Le célébrissime musicien, chef d’orchestre de la Fania All Stars, est décédé le 15 février 2021. Avec son label Fania, il fut un des grands prêtres de la salsa, et de son rayonnement dans le monde — et singulièrement en Afrique.
Le jeune Juan Azarios Pacheco, né en 1935 en République dominicaine, ne se doutait certainement pas qu’il deviendrait l’un des inventeurs de cette musique hybride qui allait révolutionner les musiques latines dont elle était une synthèse aussi géniale que moderne, la salsa. Débarqué à l’âge de onze ans à New York, élève de la Julliard School of Music, il fonde au tournant des années 60 l’orchestre Pacheco y su Charanga, dont il est le flûtiste et leader.
Dans le creuset new-yorkais se croisent les diasporas de toute l’Amérique latine, qui – s’étant frottées à la soul et au funk des Afro-Américains, s’apprêtent à donner naissance à la salsa, un nouveau terme pour un nouveau genre dont le label Fania, que Pacheco fonde en 1964 avec Jerry Masucci, sera le fer de lance. C’est aussi, après le succès de « Soul Makossa » qui propulsa Manu Dibango sur la scène de l’Apollo Theater, que Pacheco décide d’embarquer le saxophoniste camerounais alors en pleine bourre pour une tournée avec la Fania All Stars, dont une partie a été publiée sur disque et dont il existe encore quelques images. Manu aimait d’ailleurs raconter pour expliquer son succès américain que si les Noirs-Américains étaient en quête de leurs racines africaines, il en allait de même pour les artistes du Spanish Harlem (un quartier de Manhattan devenu le fief des Portoricains et de la diaspora latino).
En Afrique, si les doyens du Trio Matamoros, Beny More et surtout l’Orquesta Aragon avaient bercé et même lancé en musique toute une génération d’artistes, ceux-là mêmes qui créeront les premiers grands orchestres dits « jazz » du tournant des indépendances, la « sauce » que proposaient Pacheco et sa bande : Ray Barretto, Willie Colon, Hector Lavoe, Celia Cruz… allait relancer l’engouement des musiques afro-latines sur le Continent. En réunissant des rythmes afro-cubains, les cuivres brillants des Portoricains, le groove funk et les voix soul, la salsa du label Fania et de son all-stars était une fusion parfaite des héritages de la diaspora atlantique. Et comme toute l’Afrique atlantique était fan de musique « afro-cubaine » autant que de James Brown, de Dakar à Kinshasa en passant par Bamako ou Abidjan, la salsa ne pouvait qu’y faire fureur.
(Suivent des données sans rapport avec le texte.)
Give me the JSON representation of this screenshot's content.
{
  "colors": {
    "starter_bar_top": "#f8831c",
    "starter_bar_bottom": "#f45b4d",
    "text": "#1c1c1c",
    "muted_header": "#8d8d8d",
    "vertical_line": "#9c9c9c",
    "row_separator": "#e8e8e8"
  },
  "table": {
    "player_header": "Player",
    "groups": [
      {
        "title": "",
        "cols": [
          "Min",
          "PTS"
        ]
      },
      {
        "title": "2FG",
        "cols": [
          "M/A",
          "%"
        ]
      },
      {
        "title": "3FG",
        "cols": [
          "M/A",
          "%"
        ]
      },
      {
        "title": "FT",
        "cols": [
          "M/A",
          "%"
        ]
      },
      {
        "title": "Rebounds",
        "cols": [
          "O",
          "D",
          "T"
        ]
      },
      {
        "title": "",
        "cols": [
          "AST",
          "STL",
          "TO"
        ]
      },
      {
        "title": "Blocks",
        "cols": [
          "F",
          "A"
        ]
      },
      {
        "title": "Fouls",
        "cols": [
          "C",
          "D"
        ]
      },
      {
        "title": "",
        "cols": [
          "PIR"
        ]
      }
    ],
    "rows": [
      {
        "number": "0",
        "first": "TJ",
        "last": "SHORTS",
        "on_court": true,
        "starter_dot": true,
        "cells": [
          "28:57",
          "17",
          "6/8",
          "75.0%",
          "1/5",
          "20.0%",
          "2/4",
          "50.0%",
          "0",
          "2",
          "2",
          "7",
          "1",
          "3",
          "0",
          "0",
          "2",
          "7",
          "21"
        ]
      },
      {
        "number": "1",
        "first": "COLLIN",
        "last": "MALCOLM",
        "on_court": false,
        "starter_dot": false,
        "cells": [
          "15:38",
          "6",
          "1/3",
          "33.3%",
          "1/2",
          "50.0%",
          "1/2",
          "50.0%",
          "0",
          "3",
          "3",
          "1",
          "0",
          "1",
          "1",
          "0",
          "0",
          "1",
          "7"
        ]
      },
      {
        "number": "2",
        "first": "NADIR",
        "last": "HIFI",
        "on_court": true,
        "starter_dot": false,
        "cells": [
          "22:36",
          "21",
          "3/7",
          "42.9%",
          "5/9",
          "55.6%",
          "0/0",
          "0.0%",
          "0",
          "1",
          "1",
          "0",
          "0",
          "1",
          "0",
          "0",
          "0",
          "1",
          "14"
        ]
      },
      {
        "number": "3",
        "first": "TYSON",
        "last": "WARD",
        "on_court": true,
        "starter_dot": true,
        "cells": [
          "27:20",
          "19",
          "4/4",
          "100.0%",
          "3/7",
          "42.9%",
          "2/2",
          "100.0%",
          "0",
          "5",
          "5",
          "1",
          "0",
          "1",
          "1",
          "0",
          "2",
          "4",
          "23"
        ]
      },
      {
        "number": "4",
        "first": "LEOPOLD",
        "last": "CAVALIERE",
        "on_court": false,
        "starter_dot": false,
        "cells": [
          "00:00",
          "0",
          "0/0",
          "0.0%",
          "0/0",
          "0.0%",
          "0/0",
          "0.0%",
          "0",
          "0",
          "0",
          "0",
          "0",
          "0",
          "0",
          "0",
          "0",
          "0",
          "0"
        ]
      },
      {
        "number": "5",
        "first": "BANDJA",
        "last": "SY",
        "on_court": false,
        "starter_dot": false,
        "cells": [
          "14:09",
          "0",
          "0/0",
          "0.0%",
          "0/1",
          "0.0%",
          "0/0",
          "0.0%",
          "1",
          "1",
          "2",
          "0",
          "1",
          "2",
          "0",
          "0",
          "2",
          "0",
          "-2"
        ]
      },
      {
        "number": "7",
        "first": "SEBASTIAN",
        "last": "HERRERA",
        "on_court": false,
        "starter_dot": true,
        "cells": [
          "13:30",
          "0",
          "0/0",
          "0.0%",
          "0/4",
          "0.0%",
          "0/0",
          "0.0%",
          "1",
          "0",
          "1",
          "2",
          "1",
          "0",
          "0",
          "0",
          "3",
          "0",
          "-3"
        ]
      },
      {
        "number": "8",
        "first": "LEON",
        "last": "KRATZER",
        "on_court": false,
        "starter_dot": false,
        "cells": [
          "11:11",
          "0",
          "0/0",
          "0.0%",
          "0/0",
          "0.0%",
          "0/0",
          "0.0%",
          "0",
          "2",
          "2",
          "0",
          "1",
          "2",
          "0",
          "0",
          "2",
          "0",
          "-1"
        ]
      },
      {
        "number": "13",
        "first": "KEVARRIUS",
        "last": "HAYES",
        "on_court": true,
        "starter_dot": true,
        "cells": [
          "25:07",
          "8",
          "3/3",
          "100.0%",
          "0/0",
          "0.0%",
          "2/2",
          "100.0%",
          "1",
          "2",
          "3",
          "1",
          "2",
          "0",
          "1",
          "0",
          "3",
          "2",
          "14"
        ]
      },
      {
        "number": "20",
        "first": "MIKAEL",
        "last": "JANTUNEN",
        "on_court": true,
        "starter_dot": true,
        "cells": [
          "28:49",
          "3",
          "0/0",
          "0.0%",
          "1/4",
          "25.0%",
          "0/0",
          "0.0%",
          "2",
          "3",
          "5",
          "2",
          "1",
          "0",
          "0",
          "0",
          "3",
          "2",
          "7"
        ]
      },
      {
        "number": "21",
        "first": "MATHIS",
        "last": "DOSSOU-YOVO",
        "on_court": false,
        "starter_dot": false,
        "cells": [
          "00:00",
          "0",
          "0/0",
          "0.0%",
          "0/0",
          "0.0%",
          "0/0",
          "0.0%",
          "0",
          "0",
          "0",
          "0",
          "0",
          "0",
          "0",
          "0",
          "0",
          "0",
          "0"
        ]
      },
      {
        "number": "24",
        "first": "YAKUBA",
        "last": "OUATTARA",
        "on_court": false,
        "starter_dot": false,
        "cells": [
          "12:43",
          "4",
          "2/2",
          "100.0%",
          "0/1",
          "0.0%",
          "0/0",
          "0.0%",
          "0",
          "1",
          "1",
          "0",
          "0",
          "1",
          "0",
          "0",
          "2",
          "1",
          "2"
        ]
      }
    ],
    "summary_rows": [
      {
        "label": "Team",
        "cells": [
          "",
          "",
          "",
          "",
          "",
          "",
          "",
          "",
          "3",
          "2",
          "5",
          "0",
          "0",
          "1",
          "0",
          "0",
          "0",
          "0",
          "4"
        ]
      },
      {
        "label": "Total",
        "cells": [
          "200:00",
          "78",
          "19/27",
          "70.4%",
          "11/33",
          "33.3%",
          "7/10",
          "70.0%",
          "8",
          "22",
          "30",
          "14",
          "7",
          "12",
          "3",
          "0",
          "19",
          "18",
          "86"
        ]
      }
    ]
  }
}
Il suffit de revoir quelques extraits du fameux concert Zaïre 74, où la Fania était invitée, pour vérifier la folie que déclenchait cet orchestre devenu mythique, dont Pacheco était le cerveau, la flûte, mais aussi les pieds – car l’homme était grand danseur (de rumba, en particulier). Dans le film Soul Power (réalisation Jeff Levy-Hinte, 2008), on le voit diriger avec frénésie l’orchestre tandis que la « Gracia divina » Celia Cruz chante « Quimbara », mais aussi jammer dans l’avion qui mène les artistes au Zaïre ou encore, au marché de Kinshasa, se lancer dans une frénétique impro avec des percussionnistes congolais (autant d’instantanés musicaux qui figurent sur le disque Fania All Stars Live in Africa).
Son aura était telle qu’à Abidjan, où la Fania s’est produite, les chemises à col « pelle à tarte » portaient le nom de « Pacheco », rappelant le style qu’affectionnait le flûtiste.
À n’en pas douter, Johnny Pacheco était et restera une divinité du panthéon des musiciens chers au cœur et aux oreilles des Africains.